Machine Movement Prediction for Collision Avoidance

More Info
expand_more

Abstract

Construction sites are among the most dangerous work environments. Worldwide, thousands of workers are injured or killed while working with or around machinery. For Volvo Construction Equipment, safety of the workers is one of the core values. The company strives for the vision of "Zero accidents with Volvo Group Products " through high quality and innovative products that reduce the frequency of accidents as well as their consequences. The purpose of this thesis is to provide a solution towards this vision by developing a collision avoidance system for construction machinery. This is achieved by implementing a model based deterministic threat assessment approach in which the movement predictions of the machine is calculated and evaluated to determine the risk of a collision. The important aspect of generalization has also been considered, in which a new combined machine model has been developed which can be utilized to represent the kinematics of three different types of construction machinery.
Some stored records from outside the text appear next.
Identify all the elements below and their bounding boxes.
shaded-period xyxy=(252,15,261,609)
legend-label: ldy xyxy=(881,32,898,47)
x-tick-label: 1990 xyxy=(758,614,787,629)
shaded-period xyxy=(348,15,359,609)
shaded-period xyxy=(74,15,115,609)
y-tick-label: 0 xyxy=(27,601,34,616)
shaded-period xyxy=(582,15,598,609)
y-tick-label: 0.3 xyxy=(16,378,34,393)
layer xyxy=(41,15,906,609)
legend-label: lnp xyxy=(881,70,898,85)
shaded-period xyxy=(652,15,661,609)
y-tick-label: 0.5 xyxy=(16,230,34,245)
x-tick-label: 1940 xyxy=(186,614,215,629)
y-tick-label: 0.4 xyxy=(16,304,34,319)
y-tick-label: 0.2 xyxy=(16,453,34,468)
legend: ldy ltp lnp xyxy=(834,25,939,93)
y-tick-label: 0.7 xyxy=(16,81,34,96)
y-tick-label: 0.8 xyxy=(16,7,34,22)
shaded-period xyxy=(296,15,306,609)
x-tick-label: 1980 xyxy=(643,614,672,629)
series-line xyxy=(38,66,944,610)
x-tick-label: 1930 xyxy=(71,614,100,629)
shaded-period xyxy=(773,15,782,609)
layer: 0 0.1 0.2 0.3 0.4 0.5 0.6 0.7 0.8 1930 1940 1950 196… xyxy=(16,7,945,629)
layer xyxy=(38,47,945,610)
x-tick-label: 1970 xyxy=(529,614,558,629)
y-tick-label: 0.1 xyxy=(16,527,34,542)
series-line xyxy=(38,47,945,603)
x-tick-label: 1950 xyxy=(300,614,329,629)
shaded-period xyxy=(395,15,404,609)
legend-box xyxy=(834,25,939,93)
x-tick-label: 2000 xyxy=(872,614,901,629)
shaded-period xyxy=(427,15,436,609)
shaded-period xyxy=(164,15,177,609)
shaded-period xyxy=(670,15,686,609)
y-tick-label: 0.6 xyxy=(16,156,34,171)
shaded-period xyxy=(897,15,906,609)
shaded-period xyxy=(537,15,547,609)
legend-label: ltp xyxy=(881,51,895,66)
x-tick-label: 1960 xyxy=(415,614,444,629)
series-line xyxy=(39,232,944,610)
The results obtained from the combined machine model are compared with true machine models. Kalman filters and their extensions used for state/parameter estimation are investigated. A new method is formulated for predicting the states using Extended Kalman filter which has been proved to be better performing than the usual prediction methods. For collision detection, an algorithm based on the separating axis theorem has been developed. The developed system is investigated and validated using real-world data. The final result obtained from the thesis was an accurate threat assessment system performing for both linear and nonlinear trajectories by utilizing only GPS signals as input and also producing real time collision detection measures.